Whales have an uncomfortable amount of power over markets and bitcoin valuation- however, that influence has been used to push the market towards success. In a market where artificial inflation and quantitative easing are impossible by design, whales seem to keep a close eye on supply while often trading against demand. Forcing market values to blimp.
Who Are They?
Whether or not you see them as the savior or the sinner- whales are here to stay. Outside of the enigma that is Satoshi Nakamoto, five other major bitcoin whales have been Identified. It may come as no surprise that most of these whales are both technology gurus and investment pros, with CV’s almost as impressive as the wallets themselves. Despite sounding like a list of Bond villains, these investors are part of the top 100 that help keep bitcoin booming.
Barry Silbert
Chief Executive Officer and founder of Digital Currency Group, Silbert is deeply involved in the development of the global financial system.
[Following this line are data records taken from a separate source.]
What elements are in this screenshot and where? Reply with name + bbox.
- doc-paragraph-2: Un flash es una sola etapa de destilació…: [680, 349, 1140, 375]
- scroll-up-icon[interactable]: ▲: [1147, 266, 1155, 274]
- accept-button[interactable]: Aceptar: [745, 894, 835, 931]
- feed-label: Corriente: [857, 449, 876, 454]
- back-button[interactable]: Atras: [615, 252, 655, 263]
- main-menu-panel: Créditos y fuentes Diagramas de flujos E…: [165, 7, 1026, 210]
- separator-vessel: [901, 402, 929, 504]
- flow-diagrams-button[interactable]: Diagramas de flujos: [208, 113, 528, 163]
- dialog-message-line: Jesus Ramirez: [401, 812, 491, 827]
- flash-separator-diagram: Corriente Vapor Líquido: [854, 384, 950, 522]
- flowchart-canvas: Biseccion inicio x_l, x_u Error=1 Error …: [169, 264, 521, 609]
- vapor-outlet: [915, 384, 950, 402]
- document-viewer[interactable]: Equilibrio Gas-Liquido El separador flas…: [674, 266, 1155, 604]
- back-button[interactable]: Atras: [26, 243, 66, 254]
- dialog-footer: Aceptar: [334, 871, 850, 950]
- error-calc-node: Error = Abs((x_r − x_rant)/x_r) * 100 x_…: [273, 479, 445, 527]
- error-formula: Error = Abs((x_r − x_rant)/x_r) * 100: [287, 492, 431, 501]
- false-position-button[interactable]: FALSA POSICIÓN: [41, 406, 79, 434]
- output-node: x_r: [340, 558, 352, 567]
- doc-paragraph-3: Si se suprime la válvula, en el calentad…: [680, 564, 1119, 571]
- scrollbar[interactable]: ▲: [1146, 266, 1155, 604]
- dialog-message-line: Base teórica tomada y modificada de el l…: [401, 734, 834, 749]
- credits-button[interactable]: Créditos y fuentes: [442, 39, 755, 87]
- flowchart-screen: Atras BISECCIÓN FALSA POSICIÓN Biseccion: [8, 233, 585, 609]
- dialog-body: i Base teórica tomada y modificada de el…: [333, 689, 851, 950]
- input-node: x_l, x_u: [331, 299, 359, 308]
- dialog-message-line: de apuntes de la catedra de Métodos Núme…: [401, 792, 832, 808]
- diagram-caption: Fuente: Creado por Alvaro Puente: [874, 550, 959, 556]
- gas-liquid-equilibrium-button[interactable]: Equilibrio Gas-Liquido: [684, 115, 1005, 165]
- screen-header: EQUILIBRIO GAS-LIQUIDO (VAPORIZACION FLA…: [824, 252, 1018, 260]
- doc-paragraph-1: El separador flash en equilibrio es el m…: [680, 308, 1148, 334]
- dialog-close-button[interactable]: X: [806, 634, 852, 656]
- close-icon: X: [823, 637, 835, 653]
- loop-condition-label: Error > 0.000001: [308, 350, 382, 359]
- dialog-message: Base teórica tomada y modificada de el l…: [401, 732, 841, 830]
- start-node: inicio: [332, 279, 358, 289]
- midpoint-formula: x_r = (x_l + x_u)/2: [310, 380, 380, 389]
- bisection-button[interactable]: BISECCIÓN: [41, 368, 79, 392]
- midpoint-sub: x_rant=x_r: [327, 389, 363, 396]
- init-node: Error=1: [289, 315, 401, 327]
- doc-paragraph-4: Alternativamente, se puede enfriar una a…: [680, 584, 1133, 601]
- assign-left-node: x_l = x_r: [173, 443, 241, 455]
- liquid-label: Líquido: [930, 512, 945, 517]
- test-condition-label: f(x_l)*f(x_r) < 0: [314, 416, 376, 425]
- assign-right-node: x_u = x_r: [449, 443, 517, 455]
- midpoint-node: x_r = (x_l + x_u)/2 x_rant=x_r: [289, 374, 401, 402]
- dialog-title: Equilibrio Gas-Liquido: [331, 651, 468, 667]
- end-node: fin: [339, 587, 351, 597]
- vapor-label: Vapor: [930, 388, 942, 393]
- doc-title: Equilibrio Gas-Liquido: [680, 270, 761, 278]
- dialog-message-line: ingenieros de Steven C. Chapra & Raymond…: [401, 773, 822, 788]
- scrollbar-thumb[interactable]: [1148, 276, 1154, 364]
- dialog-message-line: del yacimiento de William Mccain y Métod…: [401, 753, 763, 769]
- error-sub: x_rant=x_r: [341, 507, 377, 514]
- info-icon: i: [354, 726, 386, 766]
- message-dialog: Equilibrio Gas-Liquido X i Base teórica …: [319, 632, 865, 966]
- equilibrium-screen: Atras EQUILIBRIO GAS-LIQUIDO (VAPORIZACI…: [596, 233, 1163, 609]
Supporting and creating new bitcoin and blockchain companies.
Blythe Masters
Former managing director at JP Morgan Chase, Master currently holds the position of CEO at Digital Asset Holdings. A company focused on building tools that integrate security with speed when it comes to crypto trading. Digital Asset Holdings pairs with companies like Google Cloud and (no surprise here) JP Morgan Chase, in hopes of bringing blockchain to Wall Street.
Dan Morehead
Founder of Pantera Capital, Morehead has been involved with crypto and bitcoin since 2013. Morehead was formerly known as a Goldman Sachs trader, head of macro trading, and CFO of Tiger Management. He has now focused his attentions through Pantera, on investing in cryptocurrency-related companies, exchanges, and investments.
Tyler and Cameron Wiklevoss
If you haven’t heard of the twins, you may struggle to ride your local tilt-a-whirl. The brothers sued Facebook founder Mark Zuckerberg in 2004, for stealing their original concept to create the social media giant we’re all familiar with today. After settling for a cool $65 million, the brothers invested heavily in bitcoin and remain crypto giants to this day.
Michael Novogratz
Former hedge fund manager and billionaire Michael Novogratz invested millions of his money in bitcoin circa 2015. The Princeton graduate and former Goldman Sachs partner is looked at as a prominent pundit when it comes to bitcoin price markets and movements.